Joyce, my sister, who lives in Cedar, near Nanaimo on Vancouver Island (my mother was Canadian) celebrated her 62nd birthday on 2nd April and we had a long chat. She had a new knee last year and has the other one to do sometime this year. Five years she recovered from breast cancer. She’s been in the wars (I try and see her every other year) but she’s a toughie and will come through. As it happened I had seen my consultant as well earlier in the day. I had a minor operation last year at UCH which went terribly wrong and I had to have two more. I am now 95% okay. For good measure he had done a batch of other tests – diabetes, prostate, liver, kidneys et al – and I cam through with flying colours. They say about men in their sixties that they need to reach seventy more or less intact! At lunch time I popped into the RSA to hear Zac Goldsmith who is limbo (he was/is the MP for Richmond) speak about his Recall Bill which his party would not support. The hall was packed.
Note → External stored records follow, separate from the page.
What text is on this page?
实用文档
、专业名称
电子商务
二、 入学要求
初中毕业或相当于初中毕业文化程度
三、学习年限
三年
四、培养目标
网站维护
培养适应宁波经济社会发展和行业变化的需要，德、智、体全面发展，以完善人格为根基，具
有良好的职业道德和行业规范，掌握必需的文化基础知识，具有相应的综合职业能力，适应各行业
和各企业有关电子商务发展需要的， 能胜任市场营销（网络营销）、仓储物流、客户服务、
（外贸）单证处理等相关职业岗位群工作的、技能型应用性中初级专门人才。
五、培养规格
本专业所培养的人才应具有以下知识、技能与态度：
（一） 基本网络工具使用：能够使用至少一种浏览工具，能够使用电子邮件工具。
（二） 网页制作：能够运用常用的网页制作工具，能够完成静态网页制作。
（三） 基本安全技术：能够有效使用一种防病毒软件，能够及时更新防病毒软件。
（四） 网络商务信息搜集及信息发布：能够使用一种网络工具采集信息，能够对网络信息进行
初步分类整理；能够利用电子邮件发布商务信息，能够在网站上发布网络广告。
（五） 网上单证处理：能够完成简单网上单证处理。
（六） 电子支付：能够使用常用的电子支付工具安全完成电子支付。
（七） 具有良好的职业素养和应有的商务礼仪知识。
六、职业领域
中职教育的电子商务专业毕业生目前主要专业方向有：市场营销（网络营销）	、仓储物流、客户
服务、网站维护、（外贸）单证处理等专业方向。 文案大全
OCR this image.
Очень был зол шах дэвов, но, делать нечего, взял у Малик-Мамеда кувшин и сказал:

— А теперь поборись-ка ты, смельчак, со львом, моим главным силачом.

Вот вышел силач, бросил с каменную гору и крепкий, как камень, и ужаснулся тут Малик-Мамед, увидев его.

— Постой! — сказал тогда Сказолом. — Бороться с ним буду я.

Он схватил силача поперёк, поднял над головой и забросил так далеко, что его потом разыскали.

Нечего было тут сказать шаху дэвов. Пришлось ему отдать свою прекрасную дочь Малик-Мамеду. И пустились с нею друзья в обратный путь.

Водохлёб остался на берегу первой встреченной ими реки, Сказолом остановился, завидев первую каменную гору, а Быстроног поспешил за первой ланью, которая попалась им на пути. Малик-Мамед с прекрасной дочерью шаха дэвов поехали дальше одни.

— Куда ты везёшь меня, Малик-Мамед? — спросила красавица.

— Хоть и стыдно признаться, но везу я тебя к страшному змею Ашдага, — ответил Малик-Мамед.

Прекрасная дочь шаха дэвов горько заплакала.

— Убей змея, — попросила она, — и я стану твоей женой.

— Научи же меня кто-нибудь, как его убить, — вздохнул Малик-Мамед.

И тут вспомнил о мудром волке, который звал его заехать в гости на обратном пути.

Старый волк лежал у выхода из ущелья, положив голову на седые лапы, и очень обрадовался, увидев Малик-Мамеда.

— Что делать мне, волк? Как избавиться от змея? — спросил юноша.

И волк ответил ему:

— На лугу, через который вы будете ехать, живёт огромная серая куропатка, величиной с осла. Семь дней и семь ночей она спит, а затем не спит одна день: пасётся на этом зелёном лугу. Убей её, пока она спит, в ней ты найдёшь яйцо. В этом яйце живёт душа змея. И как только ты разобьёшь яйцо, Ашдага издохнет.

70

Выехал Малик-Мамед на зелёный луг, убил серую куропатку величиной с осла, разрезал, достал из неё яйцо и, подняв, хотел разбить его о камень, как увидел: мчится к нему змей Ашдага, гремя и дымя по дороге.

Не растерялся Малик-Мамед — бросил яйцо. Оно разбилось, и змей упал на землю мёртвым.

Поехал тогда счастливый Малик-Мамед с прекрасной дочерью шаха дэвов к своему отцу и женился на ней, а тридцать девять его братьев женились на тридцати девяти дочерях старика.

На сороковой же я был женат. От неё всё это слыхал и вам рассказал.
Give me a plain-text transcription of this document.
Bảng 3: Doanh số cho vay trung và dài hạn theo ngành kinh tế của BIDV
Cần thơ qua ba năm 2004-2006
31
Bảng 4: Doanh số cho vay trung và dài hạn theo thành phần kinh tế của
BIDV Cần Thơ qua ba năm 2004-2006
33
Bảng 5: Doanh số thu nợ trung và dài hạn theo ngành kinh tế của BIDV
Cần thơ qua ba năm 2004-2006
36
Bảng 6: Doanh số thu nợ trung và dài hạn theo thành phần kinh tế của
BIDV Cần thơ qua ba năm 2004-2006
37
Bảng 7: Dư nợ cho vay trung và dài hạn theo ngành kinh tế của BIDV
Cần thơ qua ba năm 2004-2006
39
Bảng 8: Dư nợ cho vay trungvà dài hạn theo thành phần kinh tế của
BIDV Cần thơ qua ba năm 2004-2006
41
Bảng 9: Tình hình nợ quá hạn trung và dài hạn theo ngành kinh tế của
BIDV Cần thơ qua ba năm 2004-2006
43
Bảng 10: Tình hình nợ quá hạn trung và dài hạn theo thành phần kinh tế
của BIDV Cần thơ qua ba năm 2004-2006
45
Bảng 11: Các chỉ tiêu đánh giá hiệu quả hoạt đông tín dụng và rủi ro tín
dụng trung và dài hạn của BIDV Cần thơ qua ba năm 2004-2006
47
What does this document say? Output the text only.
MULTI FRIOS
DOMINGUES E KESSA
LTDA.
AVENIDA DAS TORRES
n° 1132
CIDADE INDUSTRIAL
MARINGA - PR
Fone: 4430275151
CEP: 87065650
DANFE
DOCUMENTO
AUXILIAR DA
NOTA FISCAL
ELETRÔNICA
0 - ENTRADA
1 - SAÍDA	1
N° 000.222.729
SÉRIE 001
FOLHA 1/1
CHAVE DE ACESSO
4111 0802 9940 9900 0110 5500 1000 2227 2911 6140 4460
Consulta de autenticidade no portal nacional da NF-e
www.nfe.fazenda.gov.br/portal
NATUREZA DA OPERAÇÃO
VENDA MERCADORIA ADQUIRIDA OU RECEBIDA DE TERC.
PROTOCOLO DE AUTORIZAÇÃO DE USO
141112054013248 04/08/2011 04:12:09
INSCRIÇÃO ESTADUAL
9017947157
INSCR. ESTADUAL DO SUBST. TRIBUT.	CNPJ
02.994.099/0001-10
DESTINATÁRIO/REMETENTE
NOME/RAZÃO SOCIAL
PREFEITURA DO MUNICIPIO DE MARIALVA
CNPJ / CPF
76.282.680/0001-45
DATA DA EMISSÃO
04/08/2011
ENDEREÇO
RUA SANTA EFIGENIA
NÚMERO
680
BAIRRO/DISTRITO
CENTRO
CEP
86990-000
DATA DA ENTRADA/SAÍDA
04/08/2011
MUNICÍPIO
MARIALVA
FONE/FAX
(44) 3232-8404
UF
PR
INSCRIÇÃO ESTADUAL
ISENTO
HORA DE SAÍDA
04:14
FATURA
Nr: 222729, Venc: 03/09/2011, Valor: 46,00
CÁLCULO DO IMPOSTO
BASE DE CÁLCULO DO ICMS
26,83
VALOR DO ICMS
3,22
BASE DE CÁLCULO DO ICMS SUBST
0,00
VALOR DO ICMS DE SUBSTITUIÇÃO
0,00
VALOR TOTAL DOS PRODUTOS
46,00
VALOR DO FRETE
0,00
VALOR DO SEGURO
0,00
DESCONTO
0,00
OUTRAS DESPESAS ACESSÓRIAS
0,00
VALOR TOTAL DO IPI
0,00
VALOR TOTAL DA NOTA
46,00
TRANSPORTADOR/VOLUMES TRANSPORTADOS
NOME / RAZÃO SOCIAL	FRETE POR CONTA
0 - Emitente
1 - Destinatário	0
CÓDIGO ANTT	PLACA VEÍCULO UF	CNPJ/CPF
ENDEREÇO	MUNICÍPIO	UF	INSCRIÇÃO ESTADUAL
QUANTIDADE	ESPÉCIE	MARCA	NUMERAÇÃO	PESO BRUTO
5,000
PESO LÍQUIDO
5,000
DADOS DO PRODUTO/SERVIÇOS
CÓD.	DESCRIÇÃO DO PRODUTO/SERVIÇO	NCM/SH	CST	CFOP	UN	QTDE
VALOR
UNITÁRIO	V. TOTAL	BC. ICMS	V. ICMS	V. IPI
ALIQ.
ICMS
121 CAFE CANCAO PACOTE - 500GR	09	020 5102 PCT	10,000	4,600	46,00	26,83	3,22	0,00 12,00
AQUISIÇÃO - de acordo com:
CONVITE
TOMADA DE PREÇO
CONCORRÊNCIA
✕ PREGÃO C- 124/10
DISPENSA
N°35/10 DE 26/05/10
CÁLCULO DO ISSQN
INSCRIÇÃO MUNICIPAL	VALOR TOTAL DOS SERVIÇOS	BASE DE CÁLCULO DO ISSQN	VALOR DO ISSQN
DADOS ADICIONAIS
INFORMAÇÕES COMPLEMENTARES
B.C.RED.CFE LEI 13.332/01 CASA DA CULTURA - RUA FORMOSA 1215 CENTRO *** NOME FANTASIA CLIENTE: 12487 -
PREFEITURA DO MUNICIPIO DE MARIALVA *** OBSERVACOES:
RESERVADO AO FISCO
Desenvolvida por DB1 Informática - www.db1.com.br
I said that MPs should serve only two terms.
 
For Good Friday, we all went to that other church, the gym to work off our excess – at least that was our excuse. We saw Suite Francais in King’s Road in the early evening but it was patchy at best: essentially a good idea but a poor script. In the evening we tried The Pantechnicon in Motcomb Street which was friendly and compared to Thomas Cubitt and The Orange decidedly quieter (they’re the other two owned by the same group).  
 
On Easter Saturday, Sergei came to put up a trellis or two in what counts for our back garden. It rained so he could not finish the work. We went to the matinee of Women on the Verge of a Nervous Breakdown a musical starring Tamsin Greig who was sensational but I thought the story weak and a tad insipid.
 
On Easter Sunday, we went to Westminster Abbey which was packed. Afterwards we toasted absent family friends at The Conran before going onto Hix @ Brown’s for lunch. In the evening, I spoke to Jack who was having a few days in The Keys rather than going up to Indianapolis to the basketball final between Duke and Wisconsin. He’d gone to the play offs on Friday but I thought as he only had one year at Duke not to go to the final to see your team win might be something he would regret but hey.